This section introduces the usage of TensorSpace-Converter for different types of pre-trained model from
TensorFlow, Keras, TensorFlow.js.
flare
Convert Keras Models
TensorFlow
A pre-trained model built by TensorFlow can be saved as saved model, frozen model, combined HDF5 model or
separated HDF5 model. Use different TensorSpace-Converter commands for different kinds of TensorFlow model
formats. TensorSpace-Converter collects the data from tensor, then use
the outputs as the inputs of layer of TensorSpace visualization. The
developer can collect all necessary tensor names and set the name list as output_layer_names.
tf.keras model
For a combined HDF5 model, topology and weights are saved in a combined HDF5 file xxx.h5. Set input_model_format to be
tf_keras. The sample command script should be like:
$ tensorspacejs_converter \
--input_model_from="tensorflow" \
--input_model_format="tf_keras" \
--output_layer_names="layer1Name,layer2Name,layer3Name" \
./PATH/TO/MODEL/xxx.h5 \
./PATH/TO/SAVE/DIR
tf.keras (separated)
For a separated HDF5 model, topology and weights are saved in separate files, topology file xxx.json and weights file xxx.h5. Set
input_model_format to be tf_keras_separated. In this case, the model have two input files,
merge two file's paths and separate them with comma (.json first, .h5 last), and then set the combined path
to positional argument input_path. The sample command script should be
like:
$ tensorspacejs_converter \
--input_model_from="tensorflow" \
--input_model_format="tf_keras_separated" \
--output_layer_names="layer1Name,layer2Name,layer3Name" \
./PATH/TO/MODEL/xxx.json,./PATH/TO/MODEL/eee.h5 \
./PATH/TO/SAVE/DIR
frozen model
For a TensorFlow frozen model. Set input_model_format to be tf_frozen. The sample command script should be like:
$ tensorspacejs_converter \
--input_model_from="tensorflow" \
--input_model_format="tf_frozen" \
--output_layer_names="layer1Name,layer2Name,layer3Name" \
./PATH/TO/MODEL/xxx.pb \
./PATH/TO/SAVE/DIR
saved model
For a TensorFlow saved model. Set input_model_format to be tf_saved. The sample command script should be like:
$ tensorspacejs_converter \
--input_model_from="tensorflow" \
--input_model_format="tf_saved" \
--output_layer_names="layer1Name,layer2Name,layer3Name" \
./PATH/TO/SAVED/MODEL/FOLDER \
./PATH/TO/SAVE/DIR
Checkout this TensorFlow Preprocessing Tutorial for more practical
usage of TensorSpace-Converter for TensorFlow models.
Keras
A pre-trained model built by Keras, may have two formats: topology and weights are saved in a single HDF5
file, or topology and weights are saved in separated files. Use different TensorSpace-Converter commands for
these two saved Keras models.
Combined .h5
For a Keras model, topology and weights are saved in a single HDF5 file, i.e. xxx.h5.

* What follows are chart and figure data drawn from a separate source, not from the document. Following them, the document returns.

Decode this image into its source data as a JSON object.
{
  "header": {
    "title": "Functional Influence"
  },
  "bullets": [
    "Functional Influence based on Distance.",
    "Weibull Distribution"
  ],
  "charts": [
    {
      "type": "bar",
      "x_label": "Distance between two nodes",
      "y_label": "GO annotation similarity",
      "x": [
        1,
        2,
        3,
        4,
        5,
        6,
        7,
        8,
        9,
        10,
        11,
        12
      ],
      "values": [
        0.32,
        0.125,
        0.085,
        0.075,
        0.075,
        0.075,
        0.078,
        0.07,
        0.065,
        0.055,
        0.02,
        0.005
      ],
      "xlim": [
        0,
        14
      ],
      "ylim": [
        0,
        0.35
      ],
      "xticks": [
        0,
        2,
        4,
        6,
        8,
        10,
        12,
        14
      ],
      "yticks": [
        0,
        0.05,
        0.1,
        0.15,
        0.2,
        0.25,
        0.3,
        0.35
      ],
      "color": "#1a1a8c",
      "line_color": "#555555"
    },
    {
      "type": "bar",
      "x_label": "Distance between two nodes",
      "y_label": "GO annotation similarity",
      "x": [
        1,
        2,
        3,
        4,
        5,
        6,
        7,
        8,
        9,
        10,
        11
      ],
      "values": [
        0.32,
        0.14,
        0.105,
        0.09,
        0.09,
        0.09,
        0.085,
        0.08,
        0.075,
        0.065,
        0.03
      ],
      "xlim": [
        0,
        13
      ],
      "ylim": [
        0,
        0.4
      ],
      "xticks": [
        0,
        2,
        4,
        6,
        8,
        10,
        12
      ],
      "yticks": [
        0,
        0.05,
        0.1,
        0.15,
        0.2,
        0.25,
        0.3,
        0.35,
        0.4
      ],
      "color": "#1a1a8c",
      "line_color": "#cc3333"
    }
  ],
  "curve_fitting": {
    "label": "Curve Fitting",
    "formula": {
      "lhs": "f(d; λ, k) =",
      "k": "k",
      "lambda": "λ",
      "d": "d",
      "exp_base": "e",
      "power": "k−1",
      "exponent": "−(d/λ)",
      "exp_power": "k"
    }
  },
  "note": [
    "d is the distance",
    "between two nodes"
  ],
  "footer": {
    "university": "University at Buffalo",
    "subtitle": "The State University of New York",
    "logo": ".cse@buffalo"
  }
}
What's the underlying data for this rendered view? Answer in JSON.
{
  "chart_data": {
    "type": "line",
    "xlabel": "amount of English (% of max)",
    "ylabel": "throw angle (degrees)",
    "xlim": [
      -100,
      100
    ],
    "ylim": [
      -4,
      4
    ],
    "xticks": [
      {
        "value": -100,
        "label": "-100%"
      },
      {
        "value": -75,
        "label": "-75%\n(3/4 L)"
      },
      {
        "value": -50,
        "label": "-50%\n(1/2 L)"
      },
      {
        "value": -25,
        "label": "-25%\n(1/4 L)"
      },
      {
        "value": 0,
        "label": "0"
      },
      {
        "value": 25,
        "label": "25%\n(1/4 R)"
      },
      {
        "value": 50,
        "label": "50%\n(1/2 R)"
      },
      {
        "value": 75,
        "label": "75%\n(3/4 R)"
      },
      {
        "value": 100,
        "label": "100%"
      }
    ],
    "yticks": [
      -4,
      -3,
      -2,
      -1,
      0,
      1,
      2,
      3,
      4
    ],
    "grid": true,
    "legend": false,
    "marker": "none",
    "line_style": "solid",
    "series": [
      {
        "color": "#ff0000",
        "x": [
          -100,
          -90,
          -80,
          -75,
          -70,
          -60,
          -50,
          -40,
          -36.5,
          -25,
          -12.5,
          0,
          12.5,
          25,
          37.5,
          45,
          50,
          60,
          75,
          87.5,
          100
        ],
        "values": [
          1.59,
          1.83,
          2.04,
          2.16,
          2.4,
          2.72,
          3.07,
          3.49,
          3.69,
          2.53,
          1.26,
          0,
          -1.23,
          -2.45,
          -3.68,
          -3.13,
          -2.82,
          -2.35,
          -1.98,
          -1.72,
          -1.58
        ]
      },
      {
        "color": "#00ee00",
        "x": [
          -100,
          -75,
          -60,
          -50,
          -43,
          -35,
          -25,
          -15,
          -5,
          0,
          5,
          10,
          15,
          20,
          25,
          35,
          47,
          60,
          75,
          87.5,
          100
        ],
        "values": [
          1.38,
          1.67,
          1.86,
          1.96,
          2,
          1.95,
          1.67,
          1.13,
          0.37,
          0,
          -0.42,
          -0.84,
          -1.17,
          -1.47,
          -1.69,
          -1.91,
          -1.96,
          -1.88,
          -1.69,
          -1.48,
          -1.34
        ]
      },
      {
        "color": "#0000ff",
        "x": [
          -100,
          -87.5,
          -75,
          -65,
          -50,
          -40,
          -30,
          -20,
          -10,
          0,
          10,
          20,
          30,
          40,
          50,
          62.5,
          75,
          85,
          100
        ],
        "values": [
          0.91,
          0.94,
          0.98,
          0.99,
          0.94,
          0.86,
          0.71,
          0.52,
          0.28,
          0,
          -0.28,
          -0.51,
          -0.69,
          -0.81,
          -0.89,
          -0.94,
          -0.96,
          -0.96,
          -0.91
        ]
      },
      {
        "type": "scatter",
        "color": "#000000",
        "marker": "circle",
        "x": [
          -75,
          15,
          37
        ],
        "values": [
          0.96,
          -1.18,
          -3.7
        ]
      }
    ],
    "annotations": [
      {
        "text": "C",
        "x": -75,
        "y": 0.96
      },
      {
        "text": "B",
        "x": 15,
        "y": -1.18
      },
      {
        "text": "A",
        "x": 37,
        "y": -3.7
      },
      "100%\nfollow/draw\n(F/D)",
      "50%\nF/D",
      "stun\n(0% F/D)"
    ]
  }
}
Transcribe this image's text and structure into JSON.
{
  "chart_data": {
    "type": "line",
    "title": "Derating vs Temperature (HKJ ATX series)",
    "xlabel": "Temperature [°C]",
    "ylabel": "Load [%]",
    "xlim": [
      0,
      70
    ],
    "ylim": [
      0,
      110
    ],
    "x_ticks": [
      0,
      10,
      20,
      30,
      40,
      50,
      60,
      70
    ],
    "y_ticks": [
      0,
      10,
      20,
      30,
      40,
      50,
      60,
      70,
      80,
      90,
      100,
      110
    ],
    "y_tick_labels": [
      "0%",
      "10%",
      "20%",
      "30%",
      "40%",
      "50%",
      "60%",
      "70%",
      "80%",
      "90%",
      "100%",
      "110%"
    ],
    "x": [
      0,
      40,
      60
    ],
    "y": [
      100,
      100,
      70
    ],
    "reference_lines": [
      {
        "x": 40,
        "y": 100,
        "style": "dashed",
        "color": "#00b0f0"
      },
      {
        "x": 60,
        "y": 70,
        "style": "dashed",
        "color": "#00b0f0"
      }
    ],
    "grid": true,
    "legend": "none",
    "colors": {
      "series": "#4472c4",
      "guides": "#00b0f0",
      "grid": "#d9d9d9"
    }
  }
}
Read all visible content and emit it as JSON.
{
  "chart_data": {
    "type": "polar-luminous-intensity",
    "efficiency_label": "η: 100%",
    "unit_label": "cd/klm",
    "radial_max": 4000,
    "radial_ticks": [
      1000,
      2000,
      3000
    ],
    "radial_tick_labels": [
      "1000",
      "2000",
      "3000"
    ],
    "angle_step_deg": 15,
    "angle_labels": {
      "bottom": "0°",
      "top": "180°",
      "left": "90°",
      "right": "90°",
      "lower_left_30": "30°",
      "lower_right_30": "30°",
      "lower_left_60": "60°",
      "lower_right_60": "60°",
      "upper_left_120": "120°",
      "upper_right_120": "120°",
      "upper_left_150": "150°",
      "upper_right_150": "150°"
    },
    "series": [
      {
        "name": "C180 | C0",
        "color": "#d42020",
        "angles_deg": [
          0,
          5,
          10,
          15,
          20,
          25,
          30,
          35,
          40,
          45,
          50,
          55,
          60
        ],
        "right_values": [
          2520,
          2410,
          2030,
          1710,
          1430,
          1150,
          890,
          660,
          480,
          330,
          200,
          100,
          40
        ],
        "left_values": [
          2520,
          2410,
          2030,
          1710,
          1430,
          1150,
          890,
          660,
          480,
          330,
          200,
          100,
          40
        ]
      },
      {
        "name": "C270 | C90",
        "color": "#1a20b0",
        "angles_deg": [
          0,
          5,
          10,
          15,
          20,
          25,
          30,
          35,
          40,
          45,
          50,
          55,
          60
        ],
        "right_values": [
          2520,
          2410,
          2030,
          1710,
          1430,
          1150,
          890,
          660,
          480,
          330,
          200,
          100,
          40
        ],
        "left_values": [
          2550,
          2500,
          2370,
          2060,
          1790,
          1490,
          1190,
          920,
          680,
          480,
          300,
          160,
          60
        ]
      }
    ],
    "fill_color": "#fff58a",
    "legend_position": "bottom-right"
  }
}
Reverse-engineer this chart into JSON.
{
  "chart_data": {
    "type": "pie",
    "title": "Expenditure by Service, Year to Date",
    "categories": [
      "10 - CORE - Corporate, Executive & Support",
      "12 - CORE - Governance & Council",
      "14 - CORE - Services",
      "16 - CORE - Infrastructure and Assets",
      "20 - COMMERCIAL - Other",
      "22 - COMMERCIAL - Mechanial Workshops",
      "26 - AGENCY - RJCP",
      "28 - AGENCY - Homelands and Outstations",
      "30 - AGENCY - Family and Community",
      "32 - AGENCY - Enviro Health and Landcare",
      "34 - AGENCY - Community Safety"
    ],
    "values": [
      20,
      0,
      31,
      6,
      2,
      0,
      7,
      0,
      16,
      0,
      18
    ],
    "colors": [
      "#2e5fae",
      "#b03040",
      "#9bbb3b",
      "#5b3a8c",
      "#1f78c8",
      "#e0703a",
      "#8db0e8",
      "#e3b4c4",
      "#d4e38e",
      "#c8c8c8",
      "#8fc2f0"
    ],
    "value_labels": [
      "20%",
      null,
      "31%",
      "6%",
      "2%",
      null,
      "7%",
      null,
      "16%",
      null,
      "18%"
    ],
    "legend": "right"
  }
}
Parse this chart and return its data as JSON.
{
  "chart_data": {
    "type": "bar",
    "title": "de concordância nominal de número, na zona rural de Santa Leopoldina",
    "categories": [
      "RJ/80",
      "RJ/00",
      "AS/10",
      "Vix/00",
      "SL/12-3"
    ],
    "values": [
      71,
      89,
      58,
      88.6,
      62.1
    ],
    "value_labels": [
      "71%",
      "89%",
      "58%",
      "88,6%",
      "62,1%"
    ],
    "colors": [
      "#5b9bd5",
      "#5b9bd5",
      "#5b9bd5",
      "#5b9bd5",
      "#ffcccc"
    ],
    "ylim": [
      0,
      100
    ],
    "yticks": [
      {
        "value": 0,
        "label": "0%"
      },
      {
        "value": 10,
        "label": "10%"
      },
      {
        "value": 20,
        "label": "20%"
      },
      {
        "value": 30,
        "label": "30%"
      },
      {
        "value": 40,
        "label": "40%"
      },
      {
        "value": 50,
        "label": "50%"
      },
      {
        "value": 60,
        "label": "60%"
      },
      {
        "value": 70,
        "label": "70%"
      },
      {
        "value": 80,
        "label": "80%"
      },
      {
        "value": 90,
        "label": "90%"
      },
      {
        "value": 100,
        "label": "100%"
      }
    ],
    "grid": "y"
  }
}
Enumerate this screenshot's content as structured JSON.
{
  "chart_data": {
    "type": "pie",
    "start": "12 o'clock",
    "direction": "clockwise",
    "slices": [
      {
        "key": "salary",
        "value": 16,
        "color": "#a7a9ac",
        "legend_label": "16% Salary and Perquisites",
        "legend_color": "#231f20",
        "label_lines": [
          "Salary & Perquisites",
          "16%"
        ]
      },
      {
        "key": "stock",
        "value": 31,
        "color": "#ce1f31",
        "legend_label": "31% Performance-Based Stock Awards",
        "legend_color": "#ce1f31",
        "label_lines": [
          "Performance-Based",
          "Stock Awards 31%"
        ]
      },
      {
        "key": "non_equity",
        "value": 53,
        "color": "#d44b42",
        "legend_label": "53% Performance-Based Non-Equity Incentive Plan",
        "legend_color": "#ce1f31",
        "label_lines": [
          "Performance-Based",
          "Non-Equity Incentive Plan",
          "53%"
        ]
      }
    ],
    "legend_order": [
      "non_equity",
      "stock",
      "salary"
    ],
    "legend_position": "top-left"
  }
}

Set input_model_format to be topology_weights_combined.
The sample command script should be like:
$ tensorspacejs_converter \
--input_model_from="keras" \
--input_model_format="topology_weights_combined" \
--output_layer_names="layer1Name,layer2Name,layer3Name" \
./PATH/TO/MODEL/xxx.h5 \
./PATH/TO/SAVE/DIR
Separated .json & .h5
For a Keras model, topology and weights are saved in separated files, i.e. a topology file xxx.json and a weights file xxx.h5.
Set input_model_format to be topology_weights_separated.
In this case, the model have two input files, merge two file's paths and separate them with comma (.json
first, .h5 last), and then set the combined path to positional argument input_path.
The sample command script should be like:
$ tensorspacejs_converter \
--input_model_from="keras" \
--input_model_format="topology_weights_separated" \
--output_layer_names="layer1Name,layer2Name,layer3Name" \
./PATH/TO/MODEL/xxx.json,./PATH/TO/MODEL/eee.h5 \
./PATH/TO/SAVE/DIR
Checkout this Keras Preprocessing Tutorial for more practical
usage of TensorSpace-Converter for Keras models.
TensorFlow.js
A pre-trained model built by TensorFlow.js, may have a topology file xxx.json and a weights file xxx.weight.bin. To converter the model with TensorSpace-Converter, the two
files should be put in the same folder and set topology file's path to input_path.
The sample command script should be like:
$ tensorspacejs_converter \
--input_model_from="tfjs" \
--output_layer_names="layer1Name,layer2Name,layer3Name" \
./PATH/TO/MODEL/xxx.json \
./PATH/TO/SAVE/DIR
Checkout this TensorFlow.js Preprocessing tutorial for more
practical usage of TensorSpace-Converter for TensorFlow.js models.